Opinion
March 9, 1998
Appeal from the Supreme Court, Kings County (Dowd, J.).
Ordered that the appeal from the order dated December 12, 1996, is dismissed, as that order was superseded by the order dated June 26, 1997, made upon reargument; and it is further,
Ordered that the order dated June 26, 1997, is reversed insofar as appealed from, on the law, upon reargument the respondent's motion to dismiss the complaint is denied, the order dated December 12, 1996, is vacated, and the complaint is reinstated.

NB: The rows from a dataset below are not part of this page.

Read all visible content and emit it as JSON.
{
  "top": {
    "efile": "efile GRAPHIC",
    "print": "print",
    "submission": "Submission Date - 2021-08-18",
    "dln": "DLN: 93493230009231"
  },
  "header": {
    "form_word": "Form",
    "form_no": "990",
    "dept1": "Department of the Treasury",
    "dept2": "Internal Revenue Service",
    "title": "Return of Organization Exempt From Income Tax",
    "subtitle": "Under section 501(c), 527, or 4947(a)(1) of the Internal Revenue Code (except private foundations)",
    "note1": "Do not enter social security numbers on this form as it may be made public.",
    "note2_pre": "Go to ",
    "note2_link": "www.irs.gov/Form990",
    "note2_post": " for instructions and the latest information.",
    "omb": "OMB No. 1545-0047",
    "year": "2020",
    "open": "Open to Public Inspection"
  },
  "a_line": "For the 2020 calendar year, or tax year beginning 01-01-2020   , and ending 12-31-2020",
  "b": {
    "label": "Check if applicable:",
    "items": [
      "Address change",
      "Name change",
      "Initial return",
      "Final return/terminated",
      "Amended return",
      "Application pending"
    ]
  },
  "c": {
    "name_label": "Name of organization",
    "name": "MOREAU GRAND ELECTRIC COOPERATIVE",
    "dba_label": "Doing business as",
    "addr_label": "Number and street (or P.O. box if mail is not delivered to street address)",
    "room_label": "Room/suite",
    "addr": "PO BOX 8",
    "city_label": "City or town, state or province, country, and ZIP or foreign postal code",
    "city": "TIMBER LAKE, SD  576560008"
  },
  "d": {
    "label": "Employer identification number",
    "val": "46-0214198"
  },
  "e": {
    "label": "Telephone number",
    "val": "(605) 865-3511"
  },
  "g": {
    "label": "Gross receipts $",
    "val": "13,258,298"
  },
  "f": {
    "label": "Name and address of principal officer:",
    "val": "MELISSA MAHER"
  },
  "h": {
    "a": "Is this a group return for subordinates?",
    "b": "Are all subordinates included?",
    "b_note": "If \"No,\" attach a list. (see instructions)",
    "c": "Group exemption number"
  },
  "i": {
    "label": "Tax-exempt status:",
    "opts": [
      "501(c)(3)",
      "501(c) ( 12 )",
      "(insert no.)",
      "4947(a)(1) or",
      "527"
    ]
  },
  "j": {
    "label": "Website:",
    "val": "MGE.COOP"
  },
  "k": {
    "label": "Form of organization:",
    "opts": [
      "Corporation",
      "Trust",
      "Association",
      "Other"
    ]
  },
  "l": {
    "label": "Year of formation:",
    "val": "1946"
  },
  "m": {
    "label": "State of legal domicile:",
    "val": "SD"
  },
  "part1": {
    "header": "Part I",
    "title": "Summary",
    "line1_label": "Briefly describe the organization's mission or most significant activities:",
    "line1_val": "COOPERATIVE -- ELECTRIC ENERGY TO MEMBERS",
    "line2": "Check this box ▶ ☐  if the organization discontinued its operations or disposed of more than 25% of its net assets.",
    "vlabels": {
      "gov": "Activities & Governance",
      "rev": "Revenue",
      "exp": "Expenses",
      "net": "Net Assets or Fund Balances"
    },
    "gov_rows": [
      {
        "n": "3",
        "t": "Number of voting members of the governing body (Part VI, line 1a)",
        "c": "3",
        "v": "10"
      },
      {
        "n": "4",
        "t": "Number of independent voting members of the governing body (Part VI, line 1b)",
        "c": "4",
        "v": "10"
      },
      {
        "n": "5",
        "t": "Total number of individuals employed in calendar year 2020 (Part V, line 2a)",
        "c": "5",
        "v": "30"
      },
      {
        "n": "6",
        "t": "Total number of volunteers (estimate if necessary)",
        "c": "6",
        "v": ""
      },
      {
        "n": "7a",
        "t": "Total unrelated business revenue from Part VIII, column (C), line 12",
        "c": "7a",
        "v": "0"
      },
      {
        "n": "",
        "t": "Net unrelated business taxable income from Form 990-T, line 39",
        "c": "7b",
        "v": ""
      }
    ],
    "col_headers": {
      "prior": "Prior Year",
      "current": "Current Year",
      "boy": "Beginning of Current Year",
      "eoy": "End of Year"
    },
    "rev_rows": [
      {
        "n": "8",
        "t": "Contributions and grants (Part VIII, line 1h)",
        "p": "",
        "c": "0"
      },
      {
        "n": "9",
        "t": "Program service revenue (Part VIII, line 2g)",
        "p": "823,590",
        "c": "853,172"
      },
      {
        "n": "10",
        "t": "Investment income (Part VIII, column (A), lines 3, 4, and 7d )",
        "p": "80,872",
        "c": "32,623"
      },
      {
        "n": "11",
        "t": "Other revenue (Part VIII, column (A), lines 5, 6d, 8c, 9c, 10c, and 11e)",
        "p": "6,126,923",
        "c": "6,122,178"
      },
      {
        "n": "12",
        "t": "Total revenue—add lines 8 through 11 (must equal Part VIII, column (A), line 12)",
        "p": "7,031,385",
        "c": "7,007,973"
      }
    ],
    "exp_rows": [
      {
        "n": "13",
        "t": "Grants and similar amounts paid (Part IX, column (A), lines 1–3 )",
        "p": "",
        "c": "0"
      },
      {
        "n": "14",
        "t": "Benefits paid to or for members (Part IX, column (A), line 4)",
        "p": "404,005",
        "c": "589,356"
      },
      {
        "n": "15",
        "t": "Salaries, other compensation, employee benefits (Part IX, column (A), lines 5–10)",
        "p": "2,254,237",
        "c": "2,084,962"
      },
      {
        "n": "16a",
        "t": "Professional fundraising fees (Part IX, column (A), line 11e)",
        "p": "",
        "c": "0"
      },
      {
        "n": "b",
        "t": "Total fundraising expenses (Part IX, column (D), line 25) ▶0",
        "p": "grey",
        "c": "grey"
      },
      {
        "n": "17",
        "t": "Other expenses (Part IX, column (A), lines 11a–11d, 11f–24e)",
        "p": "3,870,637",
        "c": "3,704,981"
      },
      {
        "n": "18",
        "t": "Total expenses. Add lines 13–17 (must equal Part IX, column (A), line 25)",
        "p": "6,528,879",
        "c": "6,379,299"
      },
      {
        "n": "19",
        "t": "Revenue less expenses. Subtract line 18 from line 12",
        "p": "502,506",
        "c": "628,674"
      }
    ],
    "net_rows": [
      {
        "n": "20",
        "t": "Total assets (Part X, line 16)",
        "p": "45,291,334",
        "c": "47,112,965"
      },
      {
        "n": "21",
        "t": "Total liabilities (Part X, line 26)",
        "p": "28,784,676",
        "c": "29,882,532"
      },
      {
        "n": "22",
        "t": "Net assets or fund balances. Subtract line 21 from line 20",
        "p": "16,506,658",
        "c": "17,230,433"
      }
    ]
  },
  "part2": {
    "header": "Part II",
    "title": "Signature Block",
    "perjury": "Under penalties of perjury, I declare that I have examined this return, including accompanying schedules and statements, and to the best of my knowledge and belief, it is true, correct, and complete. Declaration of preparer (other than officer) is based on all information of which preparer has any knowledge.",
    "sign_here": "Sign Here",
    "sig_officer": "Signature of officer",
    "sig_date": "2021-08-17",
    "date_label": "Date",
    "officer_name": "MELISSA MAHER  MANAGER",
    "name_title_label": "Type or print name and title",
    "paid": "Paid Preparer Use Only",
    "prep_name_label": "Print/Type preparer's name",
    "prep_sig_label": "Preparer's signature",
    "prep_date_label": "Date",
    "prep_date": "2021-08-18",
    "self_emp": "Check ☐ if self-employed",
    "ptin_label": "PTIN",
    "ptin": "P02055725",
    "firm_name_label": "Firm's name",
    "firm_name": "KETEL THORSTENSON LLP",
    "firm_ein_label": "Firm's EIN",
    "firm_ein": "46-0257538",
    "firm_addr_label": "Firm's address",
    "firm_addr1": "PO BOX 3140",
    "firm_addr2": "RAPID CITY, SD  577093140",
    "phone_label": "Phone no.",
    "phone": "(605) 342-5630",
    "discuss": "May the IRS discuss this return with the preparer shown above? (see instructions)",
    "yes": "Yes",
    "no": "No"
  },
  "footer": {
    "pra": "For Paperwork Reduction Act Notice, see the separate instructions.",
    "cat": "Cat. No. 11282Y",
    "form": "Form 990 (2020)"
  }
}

It is well settled that on a motion to dismiss pursuant to CPLR 3211 (a) (7), the allegations set forth in the complaint must be accepted as true and given the benefit of every possible favorable inference (Leon v. Martinez, 84 N.Y.2d 83, 87-88; Guggenheimer v. Ginzburg, 43 N.Y.2d 268, 275; Rovello v. Orofino Realty Co., 40 N.Y.2d 633, 634; Russo Sec. v. Meltzer, Lippe, Goldstein, Wolf, Schlissel Sazaer, 243 A.D.2d 552; Bovino v. Village of Wappingers Falls, 215 A.D.2d 619). When measured against these standards, we find that the causes of action alleged in the complaint were sufficiently stated, and therefore the respondent's motion to dismiss should have been denied (see, Bovino v. Village of Wappingers Falls, supra; cf., Sopesis Constr. v. Solomon, 199 A.D.2d 491, 492).
Miller, J. P., Ritter, Thompson and Pizzuto, JJ., concur.